The government also highlighted the shift from a debtor in possession to a creditor in control regime through the Insolvency and Bankruptcy Code, 2016. According to the reply, the behavioural impact of the IBC is evident from the settlement of over 30,000 cases involving defaults of Rs 13.78 lakh crore at the pre admission stage as of March 2025. Amendments aimed at addressing delays in insolvency resolution are currently under legislative consideration.
Further steps cited include amendments to the SARFAESI Act and the Recovery of Debt and Bankruptcy Act to strengthen enforcement, enhance oversight of asset reconstruction companies, expand debt recovery tribunal capacity and improve registration of security interests. The pecuniary jurisdiction of DRTs has also been raised to allow focus on higher value cases.

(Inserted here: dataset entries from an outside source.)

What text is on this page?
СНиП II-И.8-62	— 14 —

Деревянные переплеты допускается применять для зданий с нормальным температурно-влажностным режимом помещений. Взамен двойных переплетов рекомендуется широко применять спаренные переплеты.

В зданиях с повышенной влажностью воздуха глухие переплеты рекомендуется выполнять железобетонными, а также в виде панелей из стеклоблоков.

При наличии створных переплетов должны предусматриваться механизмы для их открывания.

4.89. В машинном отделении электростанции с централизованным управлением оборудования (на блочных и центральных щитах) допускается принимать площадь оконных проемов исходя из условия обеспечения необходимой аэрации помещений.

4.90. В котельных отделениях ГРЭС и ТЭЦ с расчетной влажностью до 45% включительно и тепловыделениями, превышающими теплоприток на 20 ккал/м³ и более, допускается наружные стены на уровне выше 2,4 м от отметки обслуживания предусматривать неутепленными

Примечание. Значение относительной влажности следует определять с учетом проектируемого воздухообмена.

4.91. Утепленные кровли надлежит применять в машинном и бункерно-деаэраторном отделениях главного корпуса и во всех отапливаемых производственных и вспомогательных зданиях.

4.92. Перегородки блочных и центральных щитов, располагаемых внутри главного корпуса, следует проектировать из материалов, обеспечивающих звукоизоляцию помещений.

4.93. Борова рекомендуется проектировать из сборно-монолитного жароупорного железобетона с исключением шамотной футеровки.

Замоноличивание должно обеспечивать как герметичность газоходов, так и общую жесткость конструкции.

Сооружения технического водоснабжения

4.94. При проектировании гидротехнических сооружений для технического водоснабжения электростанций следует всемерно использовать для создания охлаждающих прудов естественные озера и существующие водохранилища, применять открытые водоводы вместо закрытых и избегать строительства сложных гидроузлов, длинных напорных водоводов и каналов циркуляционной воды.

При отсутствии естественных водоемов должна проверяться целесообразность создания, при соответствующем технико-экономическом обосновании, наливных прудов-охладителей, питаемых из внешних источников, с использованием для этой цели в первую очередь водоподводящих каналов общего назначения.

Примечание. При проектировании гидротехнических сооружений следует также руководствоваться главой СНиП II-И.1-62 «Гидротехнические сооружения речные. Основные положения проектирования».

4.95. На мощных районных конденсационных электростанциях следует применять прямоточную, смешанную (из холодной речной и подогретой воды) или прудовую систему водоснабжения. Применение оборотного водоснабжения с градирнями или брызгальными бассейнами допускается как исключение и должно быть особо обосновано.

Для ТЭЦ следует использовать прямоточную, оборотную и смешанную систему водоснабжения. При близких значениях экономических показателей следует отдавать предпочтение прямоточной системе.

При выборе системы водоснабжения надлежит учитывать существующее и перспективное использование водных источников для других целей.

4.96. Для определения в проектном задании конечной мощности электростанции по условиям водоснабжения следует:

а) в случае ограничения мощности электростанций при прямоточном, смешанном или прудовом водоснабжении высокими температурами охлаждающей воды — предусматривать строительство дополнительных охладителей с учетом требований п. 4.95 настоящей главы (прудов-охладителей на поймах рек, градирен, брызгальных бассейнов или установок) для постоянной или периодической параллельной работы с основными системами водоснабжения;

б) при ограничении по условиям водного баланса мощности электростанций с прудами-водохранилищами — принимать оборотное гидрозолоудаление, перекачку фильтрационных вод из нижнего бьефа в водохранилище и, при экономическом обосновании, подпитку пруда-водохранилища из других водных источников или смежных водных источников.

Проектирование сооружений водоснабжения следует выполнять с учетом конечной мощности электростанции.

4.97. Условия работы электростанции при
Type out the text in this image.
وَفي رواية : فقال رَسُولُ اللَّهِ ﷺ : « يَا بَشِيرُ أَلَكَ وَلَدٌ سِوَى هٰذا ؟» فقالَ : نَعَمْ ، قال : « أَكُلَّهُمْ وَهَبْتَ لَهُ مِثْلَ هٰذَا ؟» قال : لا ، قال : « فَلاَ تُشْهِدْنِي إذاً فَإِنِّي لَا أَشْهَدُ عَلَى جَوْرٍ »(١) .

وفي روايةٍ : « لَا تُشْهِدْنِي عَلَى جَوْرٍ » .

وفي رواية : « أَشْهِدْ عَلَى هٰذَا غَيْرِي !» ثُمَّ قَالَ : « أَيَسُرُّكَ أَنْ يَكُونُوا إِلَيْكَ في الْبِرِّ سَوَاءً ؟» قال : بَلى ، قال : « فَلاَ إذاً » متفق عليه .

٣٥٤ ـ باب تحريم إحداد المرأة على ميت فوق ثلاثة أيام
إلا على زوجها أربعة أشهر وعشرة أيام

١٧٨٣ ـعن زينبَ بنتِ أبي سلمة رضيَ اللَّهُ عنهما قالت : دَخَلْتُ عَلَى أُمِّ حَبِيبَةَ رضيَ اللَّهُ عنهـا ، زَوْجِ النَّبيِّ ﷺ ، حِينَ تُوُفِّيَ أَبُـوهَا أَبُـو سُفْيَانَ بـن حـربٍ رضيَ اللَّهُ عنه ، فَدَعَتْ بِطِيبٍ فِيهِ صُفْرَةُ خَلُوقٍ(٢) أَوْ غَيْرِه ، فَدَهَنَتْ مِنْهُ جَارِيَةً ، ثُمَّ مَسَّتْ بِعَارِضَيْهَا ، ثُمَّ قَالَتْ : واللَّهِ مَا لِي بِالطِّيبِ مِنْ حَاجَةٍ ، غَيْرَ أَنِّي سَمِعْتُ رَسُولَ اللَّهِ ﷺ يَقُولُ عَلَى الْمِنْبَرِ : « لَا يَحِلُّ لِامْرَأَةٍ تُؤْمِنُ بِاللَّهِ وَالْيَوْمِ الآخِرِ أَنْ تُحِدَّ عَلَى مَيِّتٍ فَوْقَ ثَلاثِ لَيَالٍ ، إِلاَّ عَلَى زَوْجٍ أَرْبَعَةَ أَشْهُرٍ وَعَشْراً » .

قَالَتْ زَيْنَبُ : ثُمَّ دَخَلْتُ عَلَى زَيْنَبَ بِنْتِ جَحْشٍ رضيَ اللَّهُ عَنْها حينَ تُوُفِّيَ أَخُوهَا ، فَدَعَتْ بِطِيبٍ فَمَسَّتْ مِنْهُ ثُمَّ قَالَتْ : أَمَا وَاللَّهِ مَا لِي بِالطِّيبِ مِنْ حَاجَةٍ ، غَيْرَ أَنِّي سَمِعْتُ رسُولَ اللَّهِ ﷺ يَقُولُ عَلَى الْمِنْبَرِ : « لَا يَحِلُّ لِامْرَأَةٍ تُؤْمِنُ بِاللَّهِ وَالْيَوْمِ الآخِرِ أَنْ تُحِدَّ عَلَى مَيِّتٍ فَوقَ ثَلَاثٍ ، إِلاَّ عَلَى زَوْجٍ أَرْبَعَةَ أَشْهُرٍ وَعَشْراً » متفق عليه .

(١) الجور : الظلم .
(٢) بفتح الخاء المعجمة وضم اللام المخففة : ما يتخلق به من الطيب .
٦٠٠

The ministry said public sector banks have set up specialised stressed asset management verticals and recovery branches, along with greater deployment of business correspondents and feet on street models, to improve follow up and recoveries. In addition, the RBI’s prudential framework for resolution of stressed assets, issued in June 2019, seeks to ensure early recognition and time bound resolution of stress.
Despite these measures, the magnitude of write offs disclosed in Parliament underscores the continuing challenge of bad loans in India’s banking system, particularly in public sector banks, and keeps alive the debate over whether structural reforms have gone far enough to prevent a repeat of past credit excesses.